STUFFED FOXES
Standardized
Nouvel album de Stuffed Foxes, Standardized sortie le 6 décembre 2024 chez Reverse Tapes/Figures Libres/Stolen Bordy Records
Soyons rassurés d’une chose : les Stuffed Foxes ne font pas du rock par Business plan (le créneau n’est pas des plus lucratifs en 2024). Il s’agirait plutôt d’une profession de foi tant leur pratique musicale tient du rituel, point d’inflexion devant mener au dérèglement de tous les sens.

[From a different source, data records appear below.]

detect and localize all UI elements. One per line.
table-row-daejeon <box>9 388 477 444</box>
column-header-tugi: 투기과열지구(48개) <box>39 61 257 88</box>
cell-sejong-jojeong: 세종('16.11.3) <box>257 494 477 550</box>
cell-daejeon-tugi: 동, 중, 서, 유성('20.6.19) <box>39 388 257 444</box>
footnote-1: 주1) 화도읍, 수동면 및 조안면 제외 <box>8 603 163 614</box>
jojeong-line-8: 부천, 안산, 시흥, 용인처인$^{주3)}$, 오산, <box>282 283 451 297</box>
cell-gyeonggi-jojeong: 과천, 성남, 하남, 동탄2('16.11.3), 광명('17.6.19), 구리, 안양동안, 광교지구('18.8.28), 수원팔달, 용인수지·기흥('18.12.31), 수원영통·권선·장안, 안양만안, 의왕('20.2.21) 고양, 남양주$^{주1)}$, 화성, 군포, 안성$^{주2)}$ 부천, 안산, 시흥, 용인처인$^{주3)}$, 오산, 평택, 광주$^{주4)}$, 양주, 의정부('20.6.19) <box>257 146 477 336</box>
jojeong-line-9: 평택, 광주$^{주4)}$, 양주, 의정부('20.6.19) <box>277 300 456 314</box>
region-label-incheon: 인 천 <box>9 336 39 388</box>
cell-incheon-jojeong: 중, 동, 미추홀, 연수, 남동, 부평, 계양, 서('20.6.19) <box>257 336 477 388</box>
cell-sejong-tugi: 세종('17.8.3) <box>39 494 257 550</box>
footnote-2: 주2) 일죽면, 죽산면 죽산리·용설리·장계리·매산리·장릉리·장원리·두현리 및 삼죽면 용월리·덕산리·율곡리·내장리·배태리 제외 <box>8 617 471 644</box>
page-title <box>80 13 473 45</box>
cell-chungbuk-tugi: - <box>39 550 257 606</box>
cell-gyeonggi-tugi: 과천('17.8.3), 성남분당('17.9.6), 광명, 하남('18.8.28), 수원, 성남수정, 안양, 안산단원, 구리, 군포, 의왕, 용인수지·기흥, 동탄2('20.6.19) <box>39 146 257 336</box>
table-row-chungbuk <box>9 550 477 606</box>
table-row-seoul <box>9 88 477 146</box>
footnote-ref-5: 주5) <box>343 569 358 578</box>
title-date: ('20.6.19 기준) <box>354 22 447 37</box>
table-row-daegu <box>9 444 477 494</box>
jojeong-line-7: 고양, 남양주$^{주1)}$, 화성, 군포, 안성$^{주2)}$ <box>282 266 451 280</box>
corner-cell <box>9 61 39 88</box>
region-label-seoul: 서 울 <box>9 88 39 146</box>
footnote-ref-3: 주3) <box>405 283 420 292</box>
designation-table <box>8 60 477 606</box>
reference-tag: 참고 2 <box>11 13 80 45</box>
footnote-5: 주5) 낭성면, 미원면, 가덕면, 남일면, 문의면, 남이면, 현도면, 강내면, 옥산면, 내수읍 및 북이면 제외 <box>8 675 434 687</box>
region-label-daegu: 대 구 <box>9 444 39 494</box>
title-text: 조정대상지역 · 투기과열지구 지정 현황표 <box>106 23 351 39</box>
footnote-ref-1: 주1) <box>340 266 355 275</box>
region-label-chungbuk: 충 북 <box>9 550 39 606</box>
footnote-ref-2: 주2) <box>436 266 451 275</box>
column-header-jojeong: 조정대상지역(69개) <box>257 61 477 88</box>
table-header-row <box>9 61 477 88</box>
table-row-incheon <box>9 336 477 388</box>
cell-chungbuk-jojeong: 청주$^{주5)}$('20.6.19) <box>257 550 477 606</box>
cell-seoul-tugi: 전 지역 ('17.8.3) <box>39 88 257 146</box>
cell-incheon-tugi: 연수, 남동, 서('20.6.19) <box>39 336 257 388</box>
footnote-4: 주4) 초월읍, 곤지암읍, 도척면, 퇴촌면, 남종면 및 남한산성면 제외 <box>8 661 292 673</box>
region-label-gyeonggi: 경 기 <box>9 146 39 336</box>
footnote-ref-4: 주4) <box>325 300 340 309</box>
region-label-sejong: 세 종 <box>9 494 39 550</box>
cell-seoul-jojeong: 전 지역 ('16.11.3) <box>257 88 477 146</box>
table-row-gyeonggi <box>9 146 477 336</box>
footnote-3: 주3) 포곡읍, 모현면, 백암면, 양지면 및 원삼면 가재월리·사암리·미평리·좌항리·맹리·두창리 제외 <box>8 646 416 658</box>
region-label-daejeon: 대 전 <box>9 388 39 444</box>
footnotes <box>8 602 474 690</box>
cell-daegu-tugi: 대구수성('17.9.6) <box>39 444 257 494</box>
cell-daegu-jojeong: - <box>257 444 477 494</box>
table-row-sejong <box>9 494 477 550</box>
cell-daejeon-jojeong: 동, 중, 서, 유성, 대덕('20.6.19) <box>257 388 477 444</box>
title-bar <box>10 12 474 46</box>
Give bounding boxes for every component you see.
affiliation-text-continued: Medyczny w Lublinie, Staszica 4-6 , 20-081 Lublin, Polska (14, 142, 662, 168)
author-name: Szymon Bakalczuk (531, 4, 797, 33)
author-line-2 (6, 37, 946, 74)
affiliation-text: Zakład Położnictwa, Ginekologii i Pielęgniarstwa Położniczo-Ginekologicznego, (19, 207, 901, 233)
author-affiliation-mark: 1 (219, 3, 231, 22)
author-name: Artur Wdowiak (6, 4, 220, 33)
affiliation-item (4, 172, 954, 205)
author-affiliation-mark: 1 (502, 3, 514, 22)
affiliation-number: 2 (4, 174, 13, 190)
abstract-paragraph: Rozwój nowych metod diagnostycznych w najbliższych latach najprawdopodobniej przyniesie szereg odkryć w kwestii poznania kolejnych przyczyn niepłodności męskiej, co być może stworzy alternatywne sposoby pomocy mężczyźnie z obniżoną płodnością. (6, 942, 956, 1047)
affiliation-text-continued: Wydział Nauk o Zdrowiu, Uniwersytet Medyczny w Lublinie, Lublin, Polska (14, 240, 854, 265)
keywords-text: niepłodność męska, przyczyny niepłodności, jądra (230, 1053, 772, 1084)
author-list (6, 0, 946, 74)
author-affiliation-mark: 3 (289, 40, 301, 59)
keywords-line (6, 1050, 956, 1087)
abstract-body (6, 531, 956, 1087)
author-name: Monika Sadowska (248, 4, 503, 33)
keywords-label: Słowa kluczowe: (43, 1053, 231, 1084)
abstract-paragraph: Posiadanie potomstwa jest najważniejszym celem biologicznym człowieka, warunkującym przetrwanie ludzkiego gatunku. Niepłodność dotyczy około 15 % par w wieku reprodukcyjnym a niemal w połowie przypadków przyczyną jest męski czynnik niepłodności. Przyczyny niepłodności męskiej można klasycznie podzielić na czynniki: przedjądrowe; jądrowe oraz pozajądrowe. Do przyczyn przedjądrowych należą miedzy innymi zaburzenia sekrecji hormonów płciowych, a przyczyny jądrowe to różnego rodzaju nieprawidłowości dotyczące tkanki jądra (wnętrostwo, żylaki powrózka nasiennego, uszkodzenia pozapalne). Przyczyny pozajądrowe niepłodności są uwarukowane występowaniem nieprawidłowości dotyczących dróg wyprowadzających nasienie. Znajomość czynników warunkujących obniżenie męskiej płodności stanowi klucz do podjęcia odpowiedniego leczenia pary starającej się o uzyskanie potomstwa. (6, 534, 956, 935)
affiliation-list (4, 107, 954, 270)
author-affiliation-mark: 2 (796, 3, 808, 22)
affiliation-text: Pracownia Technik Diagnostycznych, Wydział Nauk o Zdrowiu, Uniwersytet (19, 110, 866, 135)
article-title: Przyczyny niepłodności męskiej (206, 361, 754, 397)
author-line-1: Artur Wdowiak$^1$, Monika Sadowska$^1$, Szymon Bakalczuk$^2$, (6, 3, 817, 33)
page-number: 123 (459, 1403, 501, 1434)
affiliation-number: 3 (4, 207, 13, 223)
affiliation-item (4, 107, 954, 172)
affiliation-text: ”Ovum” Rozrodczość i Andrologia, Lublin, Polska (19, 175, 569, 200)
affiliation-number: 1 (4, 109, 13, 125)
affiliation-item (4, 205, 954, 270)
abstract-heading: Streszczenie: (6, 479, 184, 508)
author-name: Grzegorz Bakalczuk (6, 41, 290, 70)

Très tôt, les six membres ont décidé de faire de leur jeunesse fraternelle une aventure : collégiale dans la vie (habiter en groupe sous le même toît percé relèvera toujours d’un exploit), underground au travers de leur label Reverse Tapes où sort une myriade de musiques passionnantes ; démocratique enfin dans la création, le sextet s’évertuant à composer ensemble, depuis ses débuts, au travers de jams interminables. Car c’est dans la spontanéité collective que naît l’expression si singulière de leur musique : ces longues plages hypnotiques, ces brouillards Noise, ces moments d’urgence vocales qui la traversent et qu’il convient d’éprouver physiquement, lors de concerts invariablement cathartiques, incendiaires.
Leur âme est pure donc, habitée de fantômes idolâtres, d'icônes amochées qu’on devine à l’envie dans le joyeux chaos de leurs influences : le Shoegaze de My Bloody Valentine, la No-Wave des Swans, les vapeurs psychédéliques des Brian Jonestown Massacre et du Velvet Underground. Autant de figures, de scènes qui traversent leur musique et la rendent, au milieu du grand revival post-punk actuel, si singulière.
“Songs / Revolving” et “Songs / Motion Return”, diptyque discographique sorti en 2022, avait fini de les présenter comme des ambassadeurs accomplis de la scène rock française. Fidèle à ses prédécesseurs, “Standardized” a été enregistré live, dans le studio rennais du producteur et musicien Thomas Poli (Laetitia Sheriff, Dominique A…). Pour la première fois, le mastering a été confié à Matt Colton (Spiritualized, Swans, Shame…), comme pour mieux s’inscrire dans le patronage de tous ces groupes.
Dès les premières secondes de “Biting the Dawn”, on se demande pourtant, un peu bluffé, ce qui sépare encore les six tourangeaux de leurs modèles. Véritable élégie Noise, le morceau avance avec une incroyable intensité, la voix récitative de Léo nous transportant au-dessus d’un magma incandescent de guitares saturées, de batteries hiératiques noyées d’échos. A sa suite, “Merry Xmas” évoque d’avantage Gang of Four ou Fugazi, par ses parties de guitare acérées, avant de rompre par surprise et s’achever dans une magnifique fin ascensionnelle, rappelant les plus belles heures de Ride.
Chacun à leur tour, les morceaux de “Standardized” défilent et impressionnent. Par leur énergie indéfectible d’abord, mais aussi et surtout par leur maturité, leur multiplicité de styles. Le groupe semble avoir franchi un cap esthétique, s'être libéré d’une certaine allégeance à l'égard de ses premiers modèles. Dans un jeu sémantique, les Stuffed déstandardisent, fixent leurs vertiges, ne s'empêchant aucune exploration. “Rough Up”, ballade velvetienne sur deux accords de guitare acoustique et d’orgue, aux paroles d’une limpide beauté, convoque les récentes recherches acoustiques du groupe tandis que “Standardized”, en miroir, nous plonge dans la plus farouche transe, sous la forme d’une grande messe de saturation, délicieusement primale.
A l’issue de Return, magnifique ballade conclusive, on reste un peu coi du déferlement reçu, impressionné par la maturité et la liberté musicale de ce disque fleuve. De là à dire que les Stuffed viennent de créer quelque chose de mémorable, il n’y a qu’un pas. Un pas qu’on franchira volontiers, le cœur battant, pour les retrouver sur scène, plus beau terrain de jeu de leur camaraderie sonique. Là aussi où les sens se dérèglent le mieux.